By Labor and Solidarity Chair, Ashley Dorn
Contact Ashely at [email protected]
So much happened in one week at the National Convention. We sang “We’re Not Gonna Take It” at 9am, heard from activists working on climate and healthcare policy, endorsed Bernie Sanders, met and celebrated with workers from the strike against GM/Wabtec, elected a new UE President, Carl Rosen, and went on a boat ride to admire the many bridges of Pittsburgh.
I had the opportunity to serve on the most dreaded committee, the Resolutions Committee. It is dreaded for the long hours of reading, editing, and debating language and phrasing. As a graduate student, however, I felt prepared. The resolutions are authored by local unions around the country and by the national officers. Together, they constitute the policy of UE for the two years until the next convention. Serving on the committee helped me learn what issues the officers and locals are most concerned about, how they articulate problems, and how they envision equitable and safe workplaces for all of us. Throughout the rest of the week, the resolutions were read aloud by members of the Resolutions Committee so that the floor could hear, debate, suggest changes or amendments, and voice support in UE democratic fashion (passed resolutions can be read on ueunion.org under UE Policy). I read the policy on collective bargaining before the floor, which stood with workers in Iowa and North Carolina where recent law changes have gutted our collective bargaining rights.
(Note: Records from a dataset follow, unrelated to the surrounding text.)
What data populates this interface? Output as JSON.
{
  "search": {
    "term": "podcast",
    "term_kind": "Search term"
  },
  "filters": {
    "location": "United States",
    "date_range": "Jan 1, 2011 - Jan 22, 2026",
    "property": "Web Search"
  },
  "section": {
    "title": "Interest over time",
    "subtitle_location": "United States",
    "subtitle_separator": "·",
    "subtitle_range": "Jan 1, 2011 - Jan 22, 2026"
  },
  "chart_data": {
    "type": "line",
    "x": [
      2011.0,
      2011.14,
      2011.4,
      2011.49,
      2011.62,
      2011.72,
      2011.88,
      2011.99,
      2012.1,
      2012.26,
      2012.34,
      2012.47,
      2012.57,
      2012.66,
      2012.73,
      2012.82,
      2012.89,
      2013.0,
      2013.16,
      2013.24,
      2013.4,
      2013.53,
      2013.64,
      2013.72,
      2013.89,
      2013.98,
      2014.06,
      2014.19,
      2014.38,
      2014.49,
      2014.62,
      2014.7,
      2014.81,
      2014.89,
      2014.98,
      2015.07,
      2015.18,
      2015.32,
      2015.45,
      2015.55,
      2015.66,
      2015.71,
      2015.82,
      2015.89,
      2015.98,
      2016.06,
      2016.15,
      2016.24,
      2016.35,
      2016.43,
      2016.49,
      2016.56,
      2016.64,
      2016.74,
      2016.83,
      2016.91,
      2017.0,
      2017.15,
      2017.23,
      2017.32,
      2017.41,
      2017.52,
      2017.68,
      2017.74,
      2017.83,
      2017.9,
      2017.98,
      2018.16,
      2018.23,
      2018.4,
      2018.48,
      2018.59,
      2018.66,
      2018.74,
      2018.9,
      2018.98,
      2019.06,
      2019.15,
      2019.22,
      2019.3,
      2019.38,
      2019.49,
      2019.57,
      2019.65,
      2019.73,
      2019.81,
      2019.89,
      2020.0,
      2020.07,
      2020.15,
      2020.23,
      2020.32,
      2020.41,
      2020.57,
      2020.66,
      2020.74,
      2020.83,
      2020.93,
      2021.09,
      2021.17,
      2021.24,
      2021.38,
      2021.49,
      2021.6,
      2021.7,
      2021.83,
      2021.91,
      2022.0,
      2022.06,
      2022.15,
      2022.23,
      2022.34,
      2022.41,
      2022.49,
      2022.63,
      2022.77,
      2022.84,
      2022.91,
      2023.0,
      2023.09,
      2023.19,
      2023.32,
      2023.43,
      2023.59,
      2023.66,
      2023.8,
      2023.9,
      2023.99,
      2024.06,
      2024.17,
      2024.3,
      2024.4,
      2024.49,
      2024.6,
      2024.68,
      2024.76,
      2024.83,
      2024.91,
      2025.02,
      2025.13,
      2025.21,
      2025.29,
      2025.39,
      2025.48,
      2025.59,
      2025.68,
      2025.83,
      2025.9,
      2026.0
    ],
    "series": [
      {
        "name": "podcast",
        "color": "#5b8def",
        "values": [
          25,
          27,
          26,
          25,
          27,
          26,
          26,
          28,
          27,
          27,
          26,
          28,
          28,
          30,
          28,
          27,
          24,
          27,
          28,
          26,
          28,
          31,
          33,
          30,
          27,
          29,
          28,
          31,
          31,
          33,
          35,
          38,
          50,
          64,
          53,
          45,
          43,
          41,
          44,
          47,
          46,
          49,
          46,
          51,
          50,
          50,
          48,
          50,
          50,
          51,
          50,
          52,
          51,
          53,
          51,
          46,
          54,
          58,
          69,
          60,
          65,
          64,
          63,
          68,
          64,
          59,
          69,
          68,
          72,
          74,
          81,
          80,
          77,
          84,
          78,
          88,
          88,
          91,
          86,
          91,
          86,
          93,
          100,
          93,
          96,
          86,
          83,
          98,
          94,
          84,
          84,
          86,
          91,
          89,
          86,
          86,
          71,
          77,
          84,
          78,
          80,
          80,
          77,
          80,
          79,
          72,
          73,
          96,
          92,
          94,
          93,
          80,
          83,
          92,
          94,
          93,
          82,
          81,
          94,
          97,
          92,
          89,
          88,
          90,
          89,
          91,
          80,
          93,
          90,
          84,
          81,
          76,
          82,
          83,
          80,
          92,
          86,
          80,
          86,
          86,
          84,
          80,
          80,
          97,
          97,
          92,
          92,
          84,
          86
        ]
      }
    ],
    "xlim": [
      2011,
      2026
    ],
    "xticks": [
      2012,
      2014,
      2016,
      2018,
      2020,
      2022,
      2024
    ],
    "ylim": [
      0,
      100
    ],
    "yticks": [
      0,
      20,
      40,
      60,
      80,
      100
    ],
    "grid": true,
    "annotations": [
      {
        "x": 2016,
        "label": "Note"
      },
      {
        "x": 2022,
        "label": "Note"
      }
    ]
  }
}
After the morning general assembly with speakers and floor debate, we picked two workshops from a slate of offerings, including grievance procedure, organizing in an open shop, international allies, and more. I attended organizing and international allies. The organizing report and workshop emphasized that there have been tough fights across the country in the past couple years: recertification votes in Iowa, the strike against GM/Wabtec in Pennsylvania, and new locals of para educators in New Jersey and drivers for Halcon. While these fights have been difficult, they have also been successful and brought new members and new workplaces into the union.
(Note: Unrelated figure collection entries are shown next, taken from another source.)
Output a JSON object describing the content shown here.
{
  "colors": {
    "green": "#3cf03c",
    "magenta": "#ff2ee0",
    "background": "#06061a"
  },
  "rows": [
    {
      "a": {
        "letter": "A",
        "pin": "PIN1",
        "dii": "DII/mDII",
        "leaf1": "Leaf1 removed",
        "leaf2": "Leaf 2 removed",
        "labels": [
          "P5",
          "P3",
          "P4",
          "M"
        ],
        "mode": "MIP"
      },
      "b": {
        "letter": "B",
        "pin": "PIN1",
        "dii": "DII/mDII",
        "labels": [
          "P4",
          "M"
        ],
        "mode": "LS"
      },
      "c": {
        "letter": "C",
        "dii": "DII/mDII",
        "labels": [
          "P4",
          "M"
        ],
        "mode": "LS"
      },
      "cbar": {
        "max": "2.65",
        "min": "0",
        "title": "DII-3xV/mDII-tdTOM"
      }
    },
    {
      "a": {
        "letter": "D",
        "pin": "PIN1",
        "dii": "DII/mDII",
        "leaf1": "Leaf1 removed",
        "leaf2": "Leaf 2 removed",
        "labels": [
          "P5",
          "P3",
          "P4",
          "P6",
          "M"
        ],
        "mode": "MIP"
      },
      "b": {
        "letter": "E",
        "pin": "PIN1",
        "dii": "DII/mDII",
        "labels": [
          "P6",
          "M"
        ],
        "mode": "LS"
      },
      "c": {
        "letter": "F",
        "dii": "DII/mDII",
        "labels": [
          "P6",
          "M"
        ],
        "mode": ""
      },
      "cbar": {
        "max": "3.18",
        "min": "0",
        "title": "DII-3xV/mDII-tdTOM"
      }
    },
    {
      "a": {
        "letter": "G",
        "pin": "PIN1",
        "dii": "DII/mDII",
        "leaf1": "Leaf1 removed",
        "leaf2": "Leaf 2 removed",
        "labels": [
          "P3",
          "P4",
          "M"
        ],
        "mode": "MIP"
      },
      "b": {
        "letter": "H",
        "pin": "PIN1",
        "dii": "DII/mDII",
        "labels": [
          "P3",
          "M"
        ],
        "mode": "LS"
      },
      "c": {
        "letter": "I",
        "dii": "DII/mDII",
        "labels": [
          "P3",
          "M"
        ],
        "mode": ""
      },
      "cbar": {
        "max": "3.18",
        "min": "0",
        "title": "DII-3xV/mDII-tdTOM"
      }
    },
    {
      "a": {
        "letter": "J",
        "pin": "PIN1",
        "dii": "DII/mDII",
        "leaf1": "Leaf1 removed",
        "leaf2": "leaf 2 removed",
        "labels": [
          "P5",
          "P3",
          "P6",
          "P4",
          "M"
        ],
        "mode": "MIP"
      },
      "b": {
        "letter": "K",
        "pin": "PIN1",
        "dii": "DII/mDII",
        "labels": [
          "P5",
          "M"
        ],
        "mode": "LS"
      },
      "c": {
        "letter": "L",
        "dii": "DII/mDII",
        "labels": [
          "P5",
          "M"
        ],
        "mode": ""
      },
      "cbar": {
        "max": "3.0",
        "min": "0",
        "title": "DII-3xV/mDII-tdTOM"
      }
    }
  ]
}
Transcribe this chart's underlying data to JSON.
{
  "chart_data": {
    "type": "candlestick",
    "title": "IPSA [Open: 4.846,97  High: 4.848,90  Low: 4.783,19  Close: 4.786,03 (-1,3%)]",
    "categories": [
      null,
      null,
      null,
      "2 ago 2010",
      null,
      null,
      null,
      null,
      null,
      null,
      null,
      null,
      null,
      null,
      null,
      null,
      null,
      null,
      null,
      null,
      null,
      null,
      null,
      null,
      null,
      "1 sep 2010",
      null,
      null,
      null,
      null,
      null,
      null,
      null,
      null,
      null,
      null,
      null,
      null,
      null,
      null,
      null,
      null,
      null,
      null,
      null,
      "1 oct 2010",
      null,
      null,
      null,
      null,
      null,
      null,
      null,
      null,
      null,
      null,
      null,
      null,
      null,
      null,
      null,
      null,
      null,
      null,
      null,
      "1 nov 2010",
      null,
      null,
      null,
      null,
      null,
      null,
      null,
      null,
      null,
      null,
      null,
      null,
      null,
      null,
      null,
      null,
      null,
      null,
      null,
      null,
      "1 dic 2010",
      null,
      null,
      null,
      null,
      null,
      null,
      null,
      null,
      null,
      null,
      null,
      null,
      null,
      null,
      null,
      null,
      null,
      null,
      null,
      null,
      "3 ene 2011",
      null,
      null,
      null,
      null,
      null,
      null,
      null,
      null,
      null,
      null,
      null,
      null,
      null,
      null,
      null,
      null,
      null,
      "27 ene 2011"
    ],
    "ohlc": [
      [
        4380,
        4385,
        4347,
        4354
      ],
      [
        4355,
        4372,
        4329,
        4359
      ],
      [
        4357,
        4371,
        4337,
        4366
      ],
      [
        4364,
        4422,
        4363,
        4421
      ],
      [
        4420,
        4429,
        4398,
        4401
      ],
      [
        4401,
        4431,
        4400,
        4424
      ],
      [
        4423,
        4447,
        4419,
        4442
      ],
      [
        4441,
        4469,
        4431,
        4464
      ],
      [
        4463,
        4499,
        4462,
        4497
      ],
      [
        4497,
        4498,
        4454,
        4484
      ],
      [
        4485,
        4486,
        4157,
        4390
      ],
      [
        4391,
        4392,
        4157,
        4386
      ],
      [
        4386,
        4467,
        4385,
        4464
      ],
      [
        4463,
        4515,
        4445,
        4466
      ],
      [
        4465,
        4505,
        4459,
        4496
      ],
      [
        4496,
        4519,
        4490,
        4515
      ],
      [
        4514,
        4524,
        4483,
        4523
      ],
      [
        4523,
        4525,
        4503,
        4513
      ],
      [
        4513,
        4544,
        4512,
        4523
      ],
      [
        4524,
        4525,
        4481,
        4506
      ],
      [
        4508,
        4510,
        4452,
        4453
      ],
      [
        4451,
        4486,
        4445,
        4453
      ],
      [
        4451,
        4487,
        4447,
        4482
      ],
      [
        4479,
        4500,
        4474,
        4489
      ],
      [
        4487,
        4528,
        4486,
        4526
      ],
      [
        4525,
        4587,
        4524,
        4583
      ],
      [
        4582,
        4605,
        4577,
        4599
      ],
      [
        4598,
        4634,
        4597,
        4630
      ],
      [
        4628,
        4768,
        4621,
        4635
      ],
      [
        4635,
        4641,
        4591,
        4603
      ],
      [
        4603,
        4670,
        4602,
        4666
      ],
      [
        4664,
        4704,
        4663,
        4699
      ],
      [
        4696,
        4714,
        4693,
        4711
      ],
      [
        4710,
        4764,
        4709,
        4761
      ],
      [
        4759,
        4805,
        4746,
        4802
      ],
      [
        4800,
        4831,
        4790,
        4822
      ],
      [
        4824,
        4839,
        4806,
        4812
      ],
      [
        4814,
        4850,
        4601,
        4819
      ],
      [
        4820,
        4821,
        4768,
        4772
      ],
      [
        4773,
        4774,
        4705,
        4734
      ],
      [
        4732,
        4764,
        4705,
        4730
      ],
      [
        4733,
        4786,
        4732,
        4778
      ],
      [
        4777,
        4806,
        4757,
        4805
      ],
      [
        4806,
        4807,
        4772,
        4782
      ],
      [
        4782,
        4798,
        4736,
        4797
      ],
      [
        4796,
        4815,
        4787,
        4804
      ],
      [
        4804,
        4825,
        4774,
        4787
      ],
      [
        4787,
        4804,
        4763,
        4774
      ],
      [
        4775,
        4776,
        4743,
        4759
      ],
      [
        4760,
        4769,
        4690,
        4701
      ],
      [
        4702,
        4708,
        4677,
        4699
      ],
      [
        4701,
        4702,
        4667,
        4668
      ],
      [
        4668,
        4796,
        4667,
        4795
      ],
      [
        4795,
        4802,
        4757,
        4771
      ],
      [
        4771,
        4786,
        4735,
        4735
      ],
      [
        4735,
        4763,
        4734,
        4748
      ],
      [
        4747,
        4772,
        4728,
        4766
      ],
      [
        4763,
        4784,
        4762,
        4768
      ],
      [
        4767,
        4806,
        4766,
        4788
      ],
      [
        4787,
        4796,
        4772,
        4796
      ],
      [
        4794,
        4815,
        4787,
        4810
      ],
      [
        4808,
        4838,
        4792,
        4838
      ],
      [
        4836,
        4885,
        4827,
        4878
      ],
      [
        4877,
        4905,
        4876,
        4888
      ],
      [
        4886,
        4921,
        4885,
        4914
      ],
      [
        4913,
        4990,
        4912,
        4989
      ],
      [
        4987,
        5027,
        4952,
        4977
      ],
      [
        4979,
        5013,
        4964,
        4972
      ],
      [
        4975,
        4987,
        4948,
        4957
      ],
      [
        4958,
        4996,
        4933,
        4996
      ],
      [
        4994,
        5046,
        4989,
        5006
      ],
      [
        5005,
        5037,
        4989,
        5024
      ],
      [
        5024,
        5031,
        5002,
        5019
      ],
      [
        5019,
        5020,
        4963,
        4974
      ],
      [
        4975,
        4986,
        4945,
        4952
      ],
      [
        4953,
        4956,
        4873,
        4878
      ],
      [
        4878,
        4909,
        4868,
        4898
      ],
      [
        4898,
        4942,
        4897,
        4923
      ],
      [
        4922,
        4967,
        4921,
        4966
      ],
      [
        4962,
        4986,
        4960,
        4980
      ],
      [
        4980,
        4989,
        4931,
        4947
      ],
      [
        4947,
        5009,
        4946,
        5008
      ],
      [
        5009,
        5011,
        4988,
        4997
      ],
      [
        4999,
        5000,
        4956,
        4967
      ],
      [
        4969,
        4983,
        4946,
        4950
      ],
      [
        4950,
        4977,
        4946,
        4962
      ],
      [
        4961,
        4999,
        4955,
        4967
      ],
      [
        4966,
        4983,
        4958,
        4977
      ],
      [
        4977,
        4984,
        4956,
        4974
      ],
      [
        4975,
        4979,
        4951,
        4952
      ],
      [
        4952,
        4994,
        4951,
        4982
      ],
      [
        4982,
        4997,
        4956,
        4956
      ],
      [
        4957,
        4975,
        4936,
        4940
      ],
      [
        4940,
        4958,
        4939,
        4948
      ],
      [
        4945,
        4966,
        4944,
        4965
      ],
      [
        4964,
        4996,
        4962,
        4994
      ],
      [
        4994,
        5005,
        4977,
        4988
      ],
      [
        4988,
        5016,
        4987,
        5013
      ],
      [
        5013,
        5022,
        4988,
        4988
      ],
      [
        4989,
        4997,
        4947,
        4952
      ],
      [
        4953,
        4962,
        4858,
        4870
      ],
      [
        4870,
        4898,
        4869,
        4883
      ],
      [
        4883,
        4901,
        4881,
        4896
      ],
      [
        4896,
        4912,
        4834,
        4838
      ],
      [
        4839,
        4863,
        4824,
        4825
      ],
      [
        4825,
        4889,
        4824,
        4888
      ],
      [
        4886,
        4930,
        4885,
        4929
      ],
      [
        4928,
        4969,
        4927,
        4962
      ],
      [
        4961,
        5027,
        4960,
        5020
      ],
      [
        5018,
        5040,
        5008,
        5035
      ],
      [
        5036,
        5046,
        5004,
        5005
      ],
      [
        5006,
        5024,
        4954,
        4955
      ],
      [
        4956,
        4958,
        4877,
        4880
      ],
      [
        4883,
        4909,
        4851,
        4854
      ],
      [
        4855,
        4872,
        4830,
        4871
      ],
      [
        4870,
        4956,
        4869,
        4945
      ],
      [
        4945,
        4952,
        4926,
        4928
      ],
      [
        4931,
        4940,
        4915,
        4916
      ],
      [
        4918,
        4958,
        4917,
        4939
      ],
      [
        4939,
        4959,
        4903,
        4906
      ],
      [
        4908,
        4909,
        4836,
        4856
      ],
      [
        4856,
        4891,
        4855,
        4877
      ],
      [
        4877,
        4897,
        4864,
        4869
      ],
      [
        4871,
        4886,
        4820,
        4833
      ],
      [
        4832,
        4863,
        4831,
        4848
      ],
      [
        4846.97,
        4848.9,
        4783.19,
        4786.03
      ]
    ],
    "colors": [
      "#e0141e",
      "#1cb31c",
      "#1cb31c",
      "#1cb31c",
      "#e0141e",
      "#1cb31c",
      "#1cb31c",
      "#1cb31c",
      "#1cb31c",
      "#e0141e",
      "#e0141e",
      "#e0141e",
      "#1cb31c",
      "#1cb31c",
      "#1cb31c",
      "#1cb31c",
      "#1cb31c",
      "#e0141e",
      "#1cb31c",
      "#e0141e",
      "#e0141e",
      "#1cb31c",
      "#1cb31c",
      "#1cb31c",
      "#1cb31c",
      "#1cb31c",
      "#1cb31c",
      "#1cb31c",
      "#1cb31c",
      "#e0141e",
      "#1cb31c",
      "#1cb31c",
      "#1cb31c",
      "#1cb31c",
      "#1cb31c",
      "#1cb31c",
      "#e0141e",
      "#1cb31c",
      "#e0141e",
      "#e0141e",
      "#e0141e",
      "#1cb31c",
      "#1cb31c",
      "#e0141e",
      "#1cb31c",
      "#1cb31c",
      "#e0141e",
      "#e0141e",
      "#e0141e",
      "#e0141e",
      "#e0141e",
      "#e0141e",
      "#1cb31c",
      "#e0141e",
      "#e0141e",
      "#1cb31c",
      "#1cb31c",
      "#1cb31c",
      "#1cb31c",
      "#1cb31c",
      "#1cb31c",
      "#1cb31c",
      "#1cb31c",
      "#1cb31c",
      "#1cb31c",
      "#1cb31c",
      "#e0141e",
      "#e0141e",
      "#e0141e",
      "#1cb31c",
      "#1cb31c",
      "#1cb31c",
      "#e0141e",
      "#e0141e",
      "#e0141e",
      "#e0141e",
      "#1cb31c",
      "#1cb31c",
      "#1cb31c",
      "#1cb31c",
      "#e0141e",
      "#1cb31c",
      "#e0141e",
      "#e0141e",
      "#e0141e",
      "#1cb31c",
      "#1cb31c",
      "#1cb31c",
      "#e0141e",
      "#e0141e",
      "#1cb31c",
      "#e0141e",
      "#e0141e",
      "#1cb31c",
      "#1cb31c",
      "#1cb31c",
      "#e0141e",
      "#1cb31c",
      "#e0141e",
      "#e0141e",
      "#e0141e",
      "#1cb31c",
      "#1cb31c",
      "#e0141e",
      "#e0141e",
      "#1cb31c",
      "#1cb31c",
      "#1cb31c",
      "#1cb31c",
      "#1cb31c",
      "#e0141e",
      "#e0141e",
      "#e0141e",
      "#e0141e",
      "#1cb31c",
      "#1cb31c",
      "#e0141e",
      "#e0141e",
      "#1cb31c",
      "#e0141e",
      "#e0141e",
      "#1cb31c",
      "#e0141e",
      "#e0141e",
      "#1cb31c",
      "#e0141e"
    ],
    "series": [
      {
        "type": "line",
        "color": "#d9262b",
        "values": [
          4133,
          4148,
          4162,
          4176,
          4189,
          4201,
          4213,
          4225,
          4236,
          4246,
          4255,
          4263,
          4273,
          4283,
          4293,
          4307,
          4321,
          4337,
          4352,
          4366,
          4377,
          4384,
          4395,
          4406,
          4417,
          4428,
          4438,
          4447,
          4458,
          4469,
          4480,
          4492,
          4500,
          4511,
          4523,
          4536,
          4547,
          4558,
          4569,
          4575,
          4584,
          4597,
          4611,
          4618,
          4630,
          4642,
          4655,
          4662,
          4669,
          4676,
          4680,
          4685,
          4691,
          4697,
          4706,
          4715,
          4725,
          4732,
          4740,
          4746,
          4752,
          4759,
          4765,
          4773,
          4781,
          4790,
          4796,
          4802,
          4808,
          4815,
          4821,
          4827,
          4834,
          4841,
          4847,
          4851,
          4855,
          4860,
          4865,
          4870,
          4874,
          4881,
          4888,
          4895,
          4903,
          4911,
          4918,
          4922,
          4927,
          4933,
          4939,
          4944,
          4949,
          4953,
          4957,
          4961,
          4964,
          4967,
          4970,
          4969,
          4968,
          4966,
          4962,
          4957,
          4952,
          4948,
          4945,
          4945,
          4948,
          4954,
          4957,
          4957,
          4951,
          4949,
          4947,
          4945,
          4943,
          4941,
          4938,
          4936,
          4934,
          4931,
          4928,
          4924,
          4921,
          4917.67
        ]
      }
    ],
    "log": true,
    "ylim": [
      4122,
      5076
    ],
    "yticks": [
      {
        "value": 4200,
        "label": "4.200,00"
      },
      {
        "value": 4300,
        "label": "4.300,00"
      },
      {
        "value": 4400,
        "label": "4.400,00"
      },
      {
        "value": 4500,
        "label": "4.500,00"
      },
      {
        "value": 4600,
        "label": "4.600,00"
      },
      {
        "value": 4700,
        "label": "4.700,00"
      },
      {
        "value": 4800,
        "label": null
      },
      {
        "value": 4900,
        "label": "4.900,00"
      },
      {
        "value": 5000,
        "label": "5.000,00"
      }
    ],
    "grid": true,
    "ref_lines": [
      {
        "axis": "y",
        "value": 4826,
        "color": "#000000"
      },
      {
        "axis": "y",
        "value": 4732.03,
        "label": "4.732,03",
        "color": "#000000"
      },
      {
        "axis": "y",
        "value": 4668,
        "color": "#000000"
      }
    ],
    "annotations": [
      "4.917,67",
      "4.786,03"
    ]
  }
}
The International Allies workshop (moderated by COGS former president Kari Thompson!) heard from a panel of representatives and translators from unions around the world allied with UE: Unifor in Canada, Frente Autentico de Trabajo in Mexico, Zenroren in Japan, and the Federation of Metallurgical Employees workers, a member of the Italian General Confederation of Labor in Italy. When the Italian representative addressed the floor, he said he would speak in Italian because his English is as bad as capitalism. Taken together, their reports made clear that the strategies used against workers to precaritize work—such as temporary positions, company unions, and poor conditions forced on migrant workers—transcend national boundaries, but so too do resistance and solidarity.
For me, attending the convention helped me understand that our local is part of a larger family. It was comforting to be met with sympathy and congratulations for our recertification process, and humbling to see the wealth of skill and experience that filled the room.